3.5 Administrative and Effective
Dates
3.5.1 Issuance
Date
The date located on the first
page of each separate policy issuance. This is the date that the
issuance was initially issued by DHA.
3.5.2 Revision Date
The revision date is at the
bottom of each page that has been revised along with the change
number. This is the date that DHA changed the issuance in any way.
Each time an issuance is changed, the revised page and/or issuance
is given a change number. The revision date and the change number together
identify a unique version of the issuance on a specific subject.
3.5.3 Effective Date
A date within the body of the
text of an issuance which establishes the specific date that a policy
is to be applied to benefit adjudication or in program administration.
An effective date may be earlier than the issuance or revision date.
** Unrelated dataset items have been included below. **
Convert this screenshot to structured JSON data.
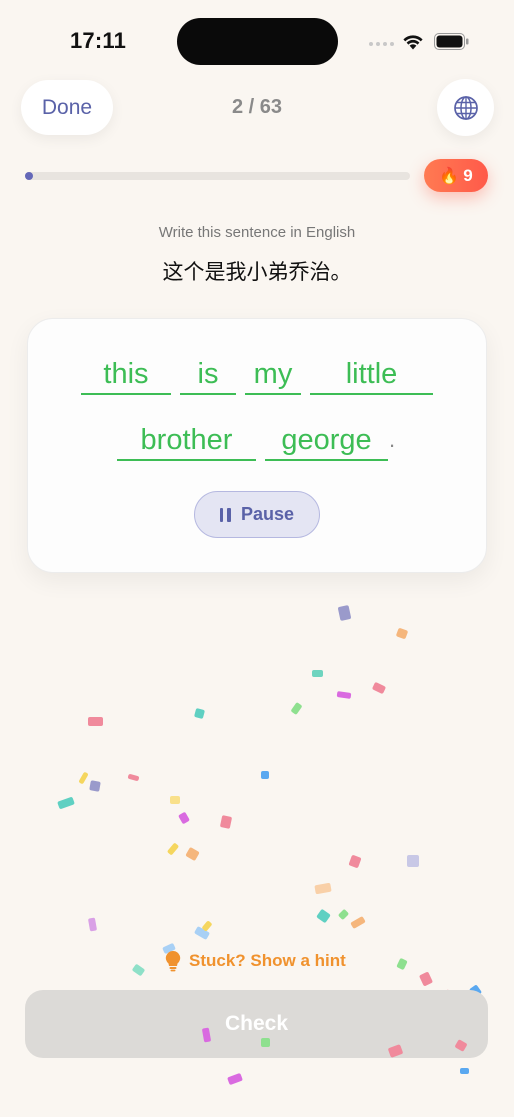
{
  "status_bar": {
    "time": "17:11"
  },
  "header": {
    "done_label": "Done",
    "counter": "2 / 63",
    "globe_icon": "globe-icon"
  },
  "progress": {
    "fraction": 0.02,
    "streak_icon": "flame",
    "streak_count": "9"
  },
  "prompt": {
    "instruction": "Write this sentence in English",
    "sentence": "这个是我小弟乔治。"
  },
  "answer": {
    "words": [
      "this",
      "is",
      "my",
      "little",
      "brother",
      "george"
    ],
    "punctuation": ".",
    "pause_label": "Pause"
  },
  "hint": {
    "label": "Stuck? Show a hint",
    "icon": "lightbulb-icon"
  },
  "check": {
    "label": "Check"
  },
  "colors": {
    "accent": "#5a62a8",
    "correct": "#3dbd55",
    "hint": "#f0922e",
    "streak": "#ff6a4e"
  }
}
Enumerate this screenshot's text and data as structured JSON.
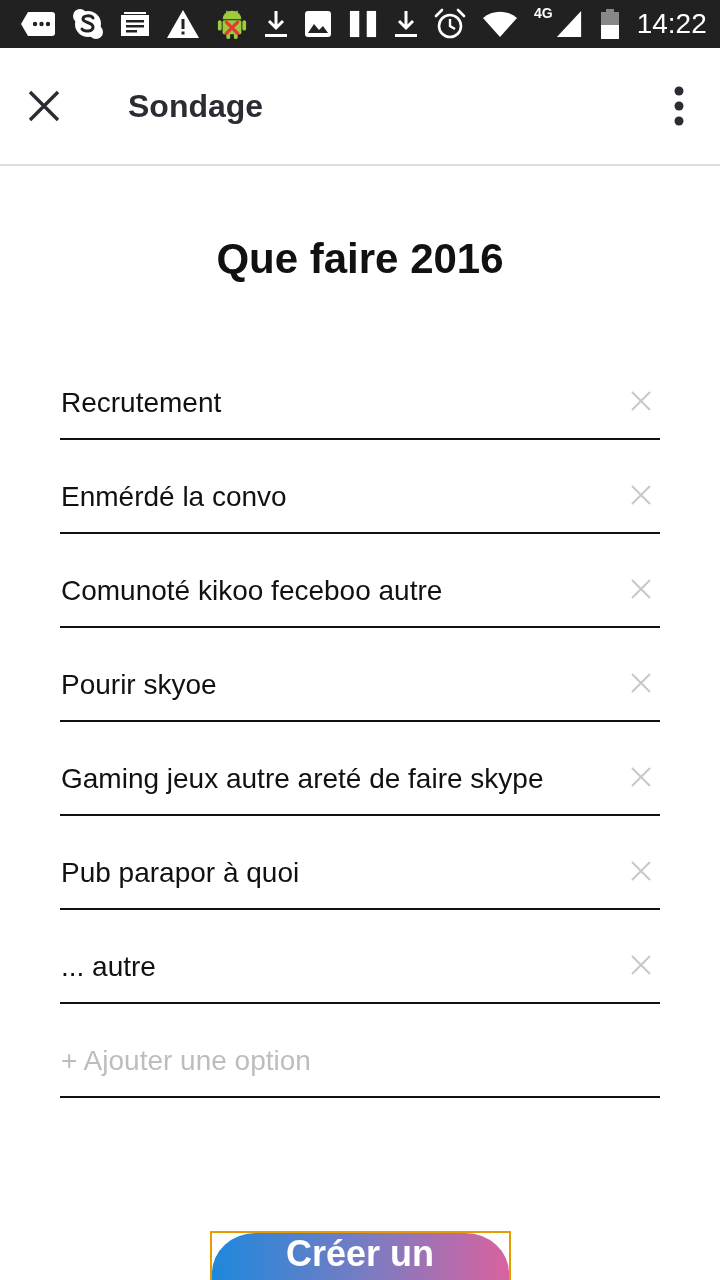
{
  "status_bar": {
    "network_type": "4G",
    "time": "14:22"
  },
  "app_bar": {
    "title": "Sondage"
  },
  "poll": {
    "question": "Que faire 2016",
    "options": [
      {
        "value": "Recrutement"
      },
      {
        "value": "Enmérdé la convo"
      },
      {
        "value": "Comunoté kikoo feceboo autre"
      },
      {
        "value": "Pourir skyoe"
      },
      {
        "value": "Gaming jeux autre areté de faire skype"
      },
      {
        "value": "Pub parapor à quoi"
      },
      {
        "value": "... autre"
      }
    ],
    "add_option": {
      "placeholder": "+ Ajouter une option"
    }
  },
  "submit_button": {
    "label": "Créer un",
    "focused": true
  }
}
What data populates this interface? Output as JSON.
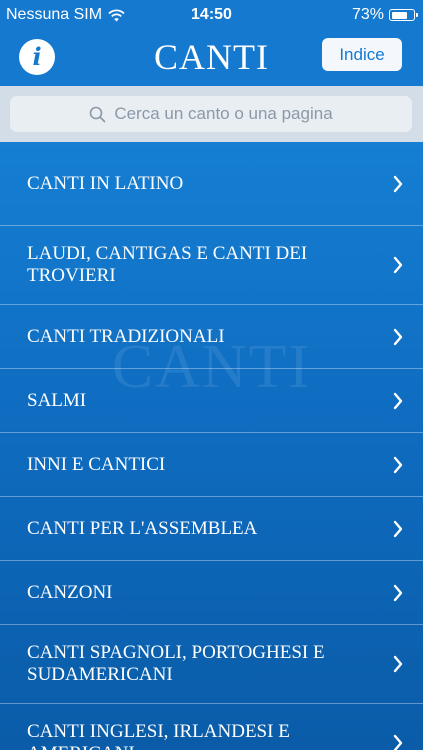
{
  "status_bar": {
    "carrier": "Nessuna SIM",
    "time": "14:50",
    "battery_percent": "73%",
    "battery_level": 0.73,
    "wifi_icon": "wifi-icon",
    "battery_icon": "battery-icon"
  },
  "nav": {
    "info_icon": "info-icon",
    "info_glyph": "i",
    "title": "CANTI",
    "index_label": "Indice"
  },
  "search": {
    "icon": "search-icon",
    "placeholder": "Cerca un canto o una pagina"
  },
  "watermark": "CANTI",
  "list": {
    "chevron_icon": "chevron-right-icon",
    "items": [
      {
        "label": "CANTI IN LATINO"
      },
      {
        "label": "LAUDI, CANTIGAS E CANTI DEI TROVIERI"
      },
      {
        "label": "CANTI TRADIZIONALI"
      },
      {
        "label": "SALMI"
      },
      {
        "label": "INNI E CANTICI"
      },
      {
        "label": "CANTI PER L'ASSEMBLEA"
      },
      {
        "label": "CANZONI"
      },
      {
        "label": "CANTI SPAGNOLI, PORTOGHESI E SUDAMERICANI"
      },
      {
        "label": "CANTI INGLESI, IRLANDESI E AMERICANI"
      }
    ]
  },
  "colors": {
    "nav_bar": "#1479cf",
    "list_background": "#0f6cc0",
    "search_area": "#d3dde7",
    "text_light": "#ffffff"
  }
}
This date is explicit (e.g., Effective Date: January 1, 2004). The
policy effective date takes precedence over the issuance date and
the revision date. In the absence of an effective date the policy
or instruction is considered to have always been applicable because
the newly published policy or instruction confirms the application
of existing published program requirements.
3.5.4 Implementation Date
The implementation date of
a policy or instruction is not noted in the issuance as this date
is determined by the terms of the contract modification between
DHA and the contractor. Unless otherwise directed by DHA, contractors
are not to identify finalized claims for readjudication under revised
or new policy. However, the contractor shall readjudicate any denied
claim affected by the policy that is brought to the contractor’s
attention by any source. Pending claims and denied claims in reconsideration
shall be adjudicated using the current applicable policy.